On both seen and unseen categories, our method achieves lower Chamfer distance and EMD and higher silhouette IoU than deformation baselines. Under the Random Template setting—where baselines degrade sharply—our geometry-guided modeling maintains performance similar to Retrieved Template, indicating robustness to large template–target variation.

Main quantitative results: deformation methods
Table 1. Performance on seen and unseen categories with retrieved vs. random templates. Our-SV and Our-MV refer to our method
using single-view template and multi-view template feature fusion, respectively.
Qualitative comparison with deformation baselines
Figure 3. Qualitative comparison with shape deformation methods under the Random Template setting (e.g., large topology changes).

Comparison with 3D generative reconstruction

Compared to large reconstruction models, our template deformation better preserves plausible structure under occlusion (e.g., mug handles, chair legs) by leveraging the template topology.

Comparison with 3D generative methods
Figure 4. Quantitative and qualitative comparisons with 3D generative methods on single-view reconstruction.

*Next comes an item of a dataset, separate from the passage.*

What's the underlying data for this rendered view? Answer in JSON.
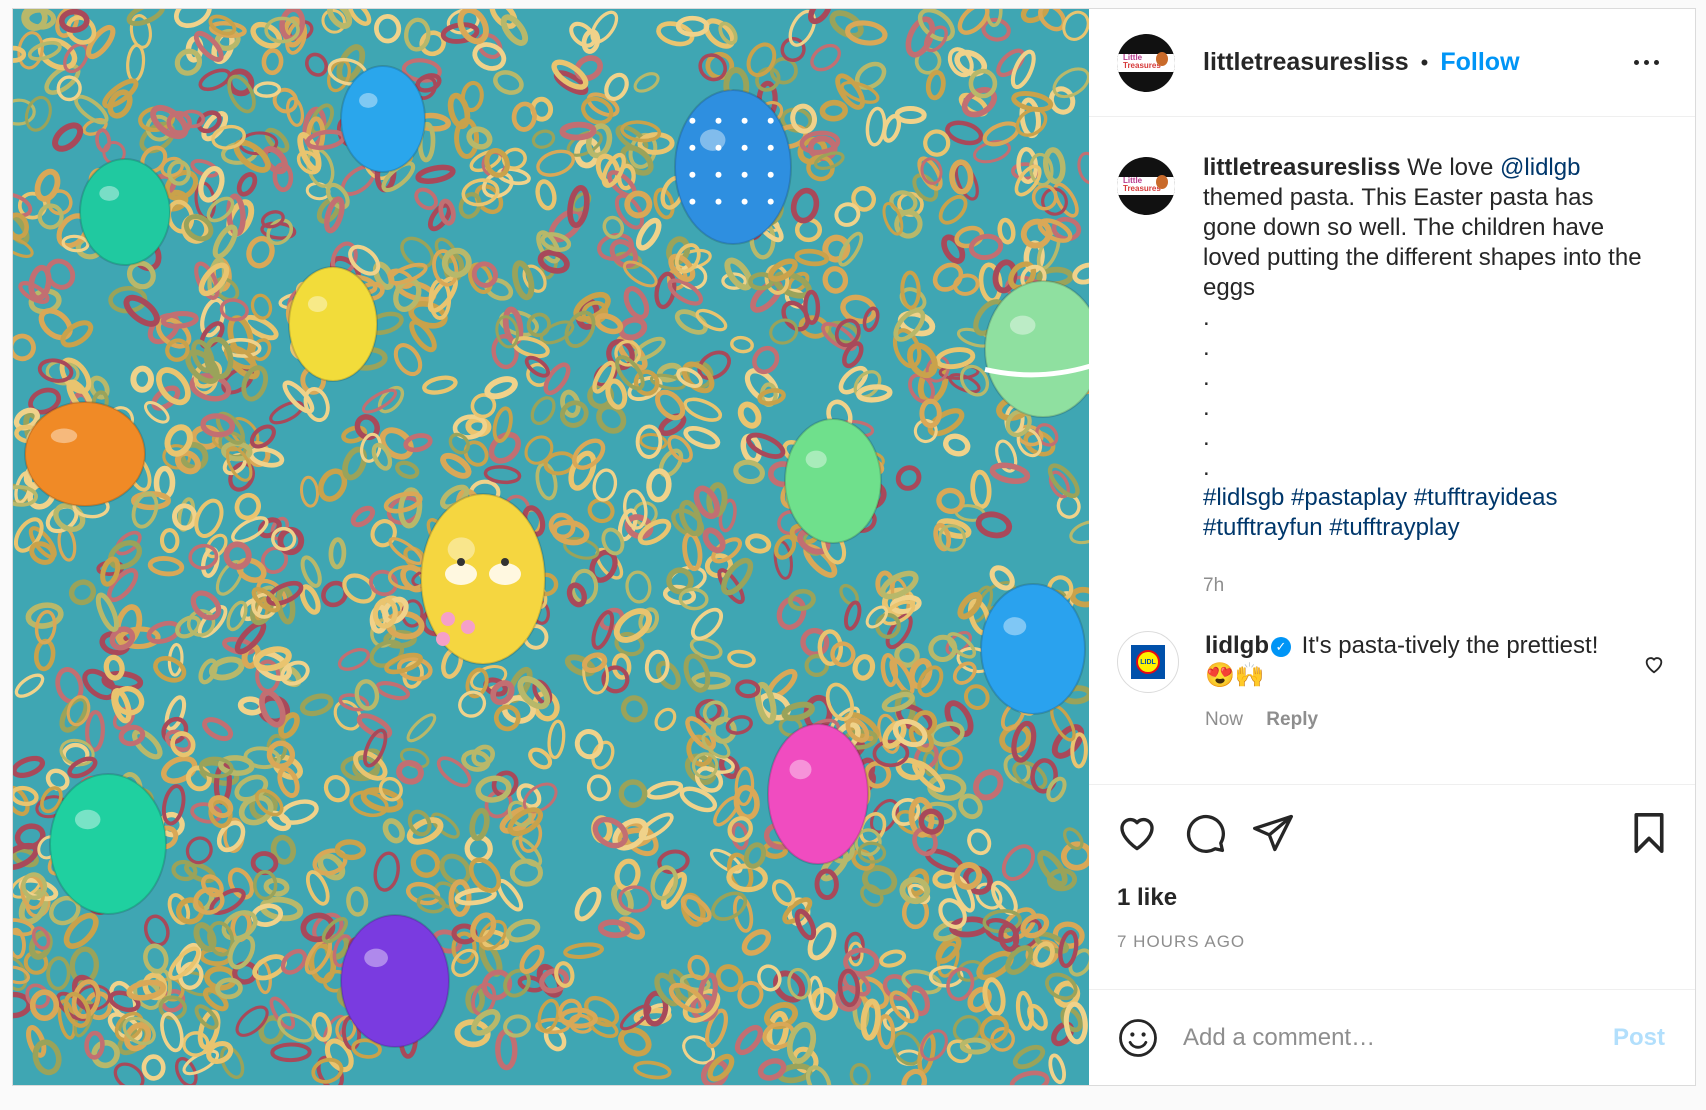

Application to robotic dexterous manipulation

A distinct advantage of our deformation-based framework is the inherent preservation of dense point-wise correspondence, which naturally facilitates downstream tasks such as dexterous grasp transfer. We leverage the predicted deformation fields to warp contact maps from templates to novel targets, guiding the optimization of grasp configurations for arbitrary robotic hands. This transfer-based dexterous grasp generation process requires only about 0.67 s for deformation prediction and 15 s for contact-based grasp recovery. We further demonstrate the practical applicability of our approach through real-world physical experiments on a NAVIAI AW-1 humanoid robot.

Grasp simulation results
Figure 5. Contact map and grasp transfer across objects and hands (red / blue: high / low contact).
Real robot experiments
Figure 6. Real-world generalizable dexterous manipulation.